For the first time Angela’s courage really gave way as she heard these dreadful words. She remembered how she herself had called Lady Bellamy an embodiment of the “Spirit of Power,” and now she felt that the comparison was just. The woman was power incarnate, and her words, which from anybody else she would have laughed at, sent a cold chill through her.
“She is a fine creature both in mind and body,” reflected Lady Bellamy, as she stepped into her carriage. “Really, though I try to hate her, I can find it in my heart to be sorry for her. Indeed, I am not sure that I do not like her; certainly I respect her. But she has come in my path and must be crushed—my own safety demands it. At least, she is worth crushing, and the game is fair, for perhaps she will crush me. I should not be surprised; there is a judgment in those grey eyes of hers—Qui vivra verra. Home, William.”
Angela’s appeal for protection set Philip thinking.
As the reader is aware, his sole motive in consenting to become, as it were, a sleeping partner in the shameful plot, of which his innocent daughter was the object, was to obtain possession of his lost inheritance, and it now occurred to him that even should that plot succeed, which he very greatly doubted, nothing had as yet been settled as to the terms upon which it was to be reconveyed to him. The whole affair was excessively repugnant to him: indeed, he regarded the prospect of its success with little less than terror, only his greed over-mastered his fear.
But on one point he was very clear: it should not succeed except upon the very best of terms for himself, his daughter should not be sacrificed unless the price paid for the victim was positively princely, such guilt was not to be incurred for a bagatelle.
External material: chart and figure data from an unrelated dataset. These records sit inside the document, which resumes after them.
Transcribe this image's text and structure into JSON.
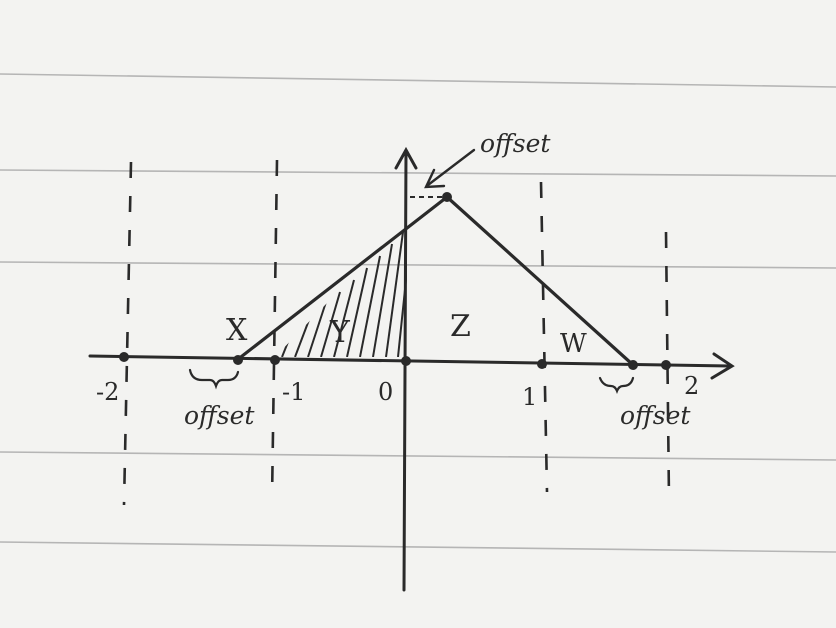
{
  "diagram": {
    "axis_ticks": [
      "-2",
      "-1",
      "0",
      "1",
      "2"
    ],
    "region_labels": [
      "X",
      "Y",
      "Z",
      "W"
    ],
    "offset_label": "offset",
    "colors": {
      "paper": "#f3f3f1",
      "ruled_line": "#b5b5b5",
      "ink": "#2a2a2a"
    }
  }
}
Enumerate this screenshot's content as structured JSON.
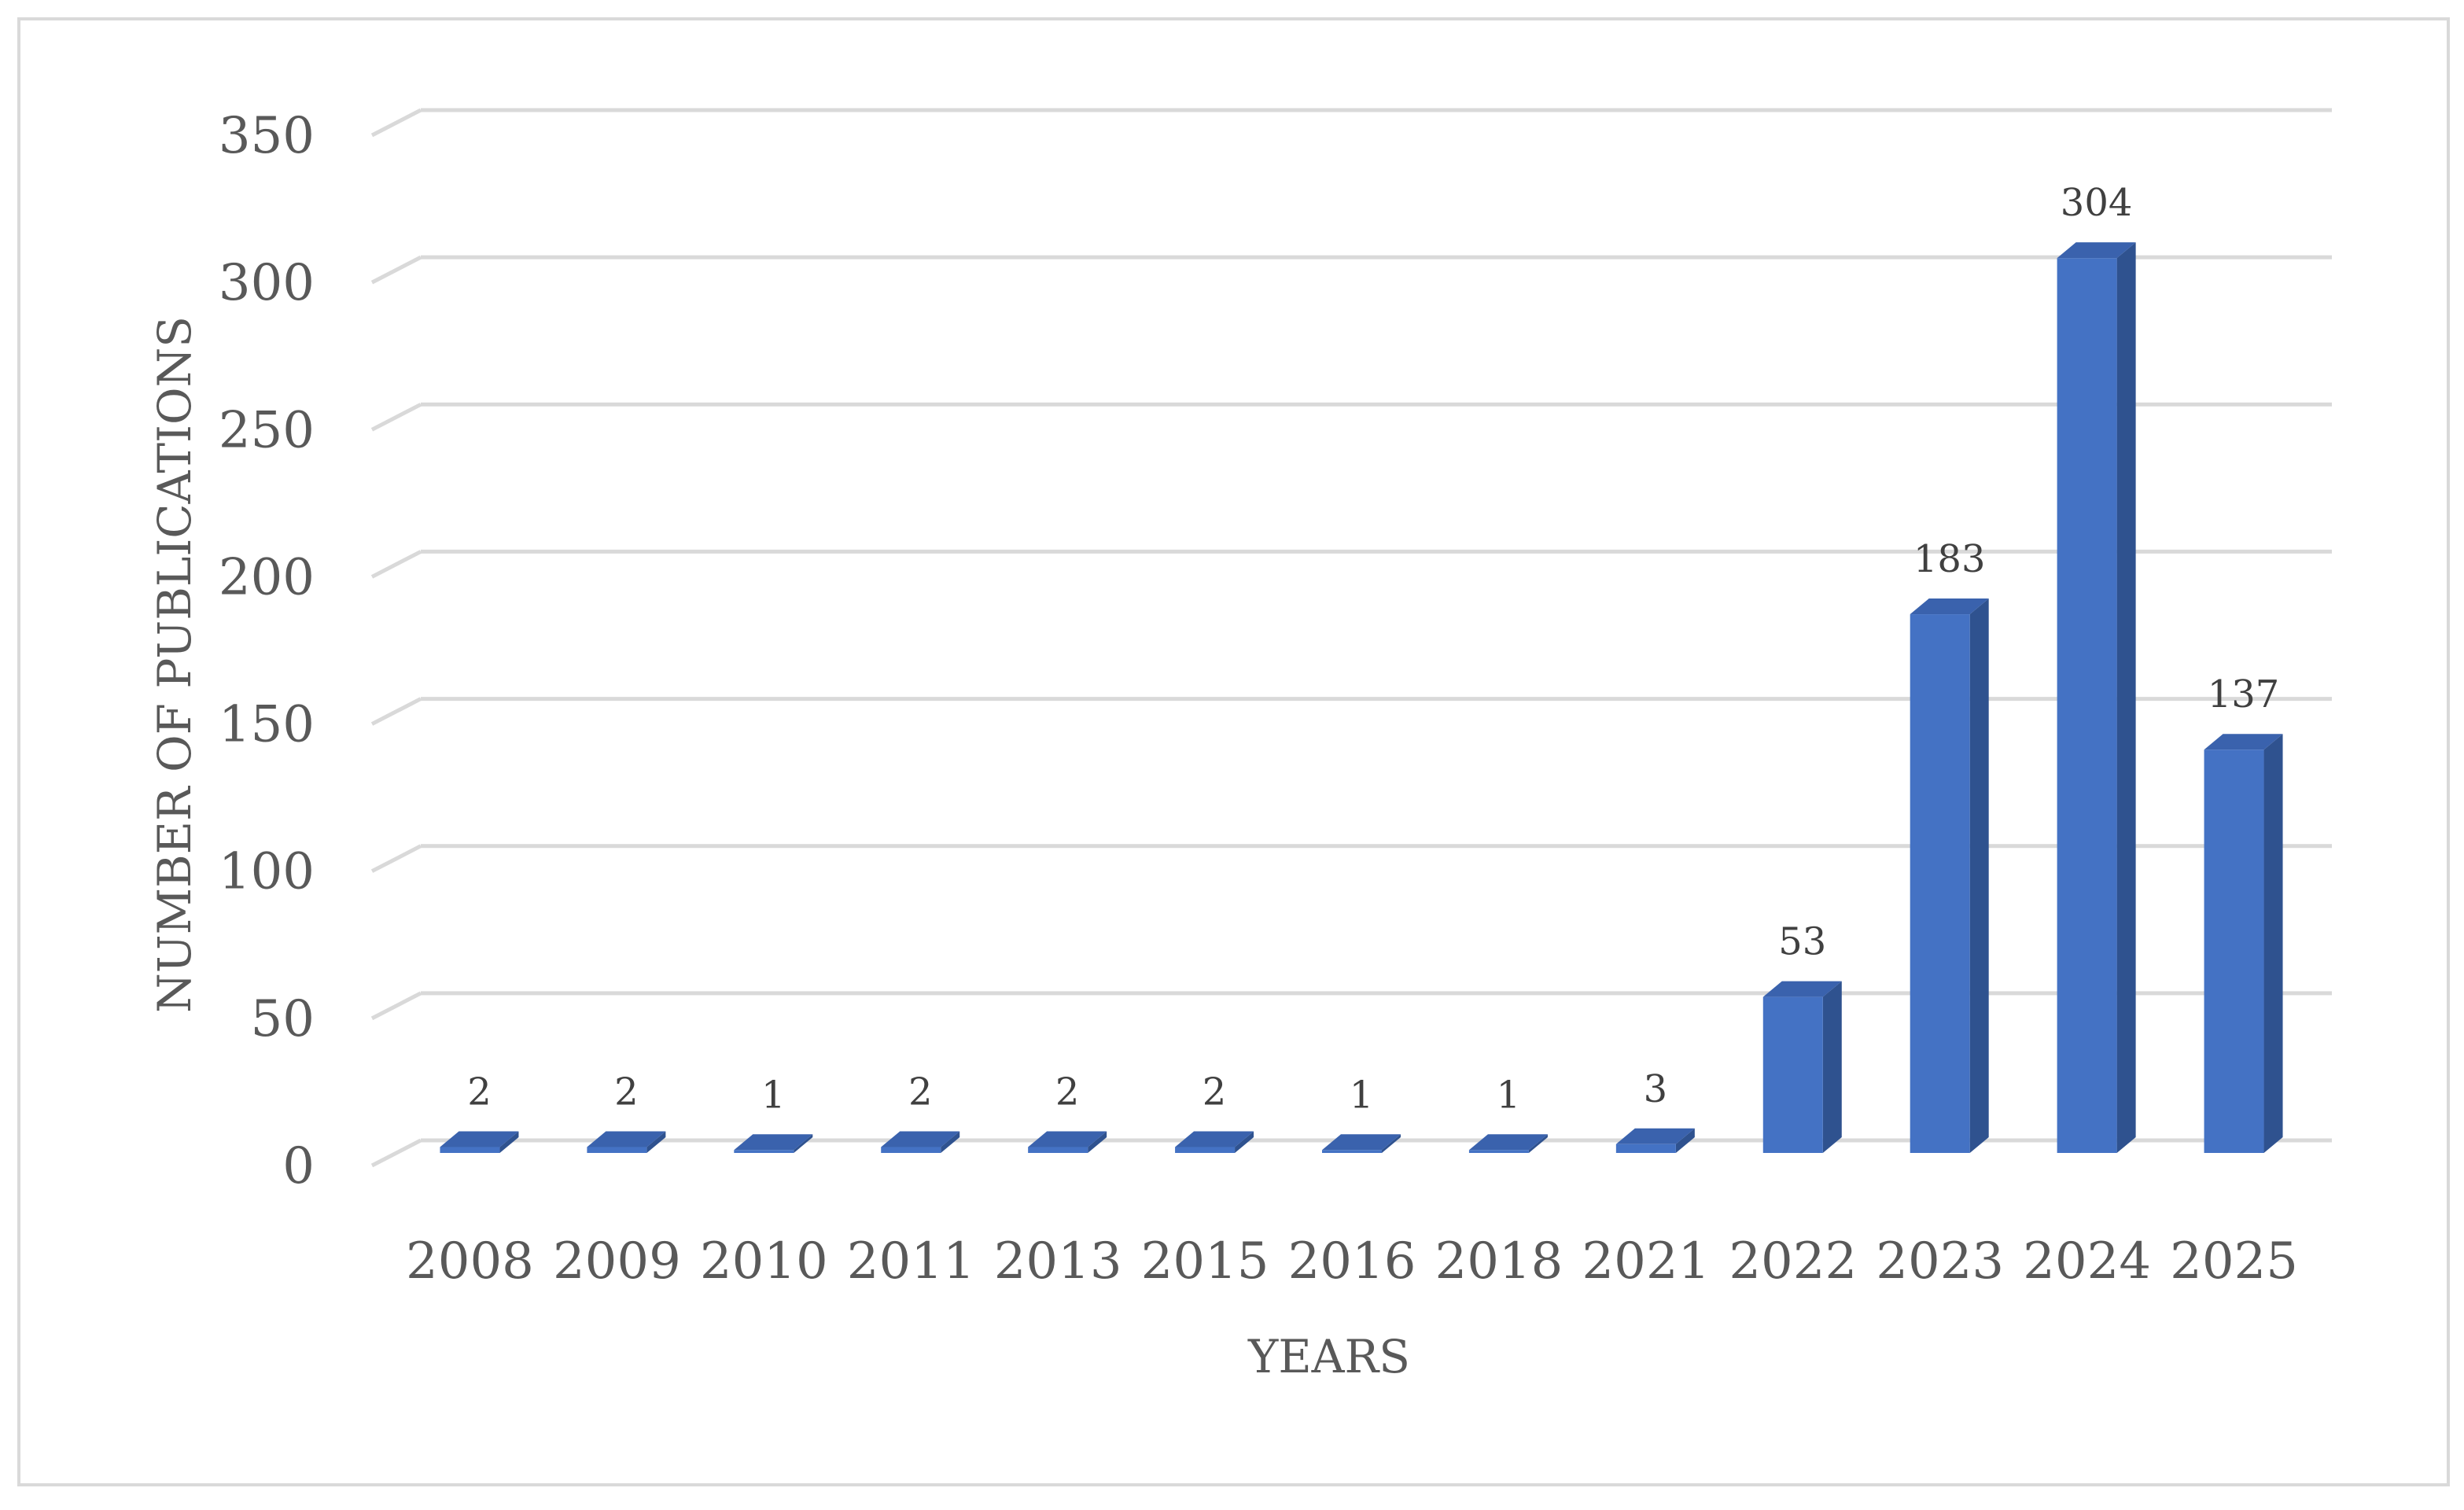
{
  "chart_data": {
    "type": "bar",
    "categories": [
      "2008",
      "2009",
      "2010",
      "2011",
      "2013",
      "2015",
      "2016",
      "2018",
      "2021",
      "2022",
      "2023",
      "2024",
      "2025"
    ],
    "values": [
      2,
      2,
      1,
      2,
      2,
      2,
      1,
      1,
      3,
      53,
      183,
      304,
      137
    ],
    "data_labels": [
      "2",
      "2",
      "1",
      "2",
      "2",
      "2",
      "1",
      "1",
      "3",
      "53",
      "183",
      "304",
      "137"
    ],
    "xlabel": "YEARS",
    "ylabel": "NUMBER OF PUBLICATIONS",
    "ylim": [
      0,
      350
    ],
    "yticks": [
      "0",
      "50",
      "100",
      "150",
      "200",
      "250",
      "300",
      "350"
    ],
    "grid": true,
    "legend": "none",
    "style": "3d-column",
    "colors": {
      "bar_front": "#4472c4",
      "bar_side": "#2f528f",
      "bar_top": "#3a62ad",
      "grid": "#d9d9d9",
      "text": "#595959"
    }
  }
}
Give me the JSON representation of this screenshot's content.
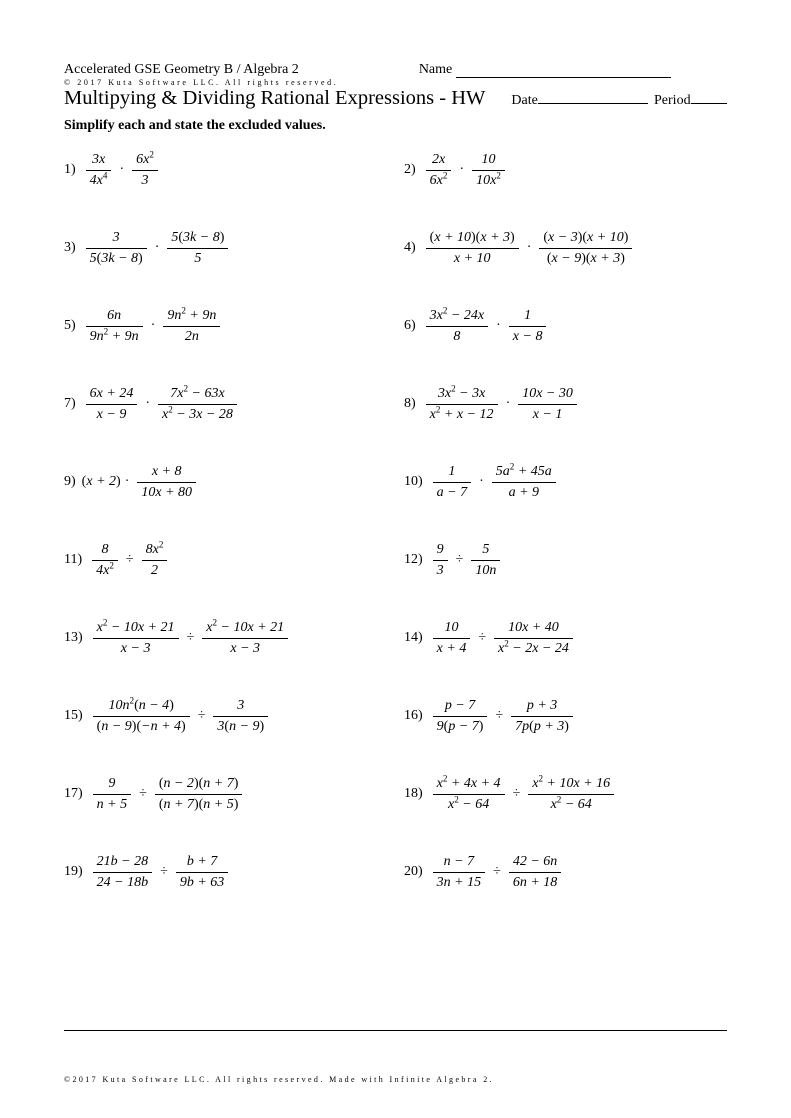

If George married Angela, the Isleworth estates must pass back into his hands for a very low sum indeed. But would his cousin be willing to accept such a sum? That was the rub, and that, too, was what must be made clear without any further delay. He had no wish to see Angela put to needless suffering, suffering which would not bring an equivalent with it, and which might, on the contrary, entail consequences upon himself that he shuddered to think of.
Curiously enough, however, he had of late been signally free from his superstitious fears; indeed, since the night when he had so astonished Arthur by his outbreak about the shadows on the wall, no fit had come to trouble him, and he was beginning to look upon the whole thing as an evil dream, a nightmare that he had at last lived down. But still the nightmare might return, and he was not going to run the risk unless he was very well paid for it. And so he determined to offer a price so low for the property that no man in his senses would accept it, and then wrote a note to George asking him to come over on the following evening after dinner, as he wished to speak to him on a matter of business.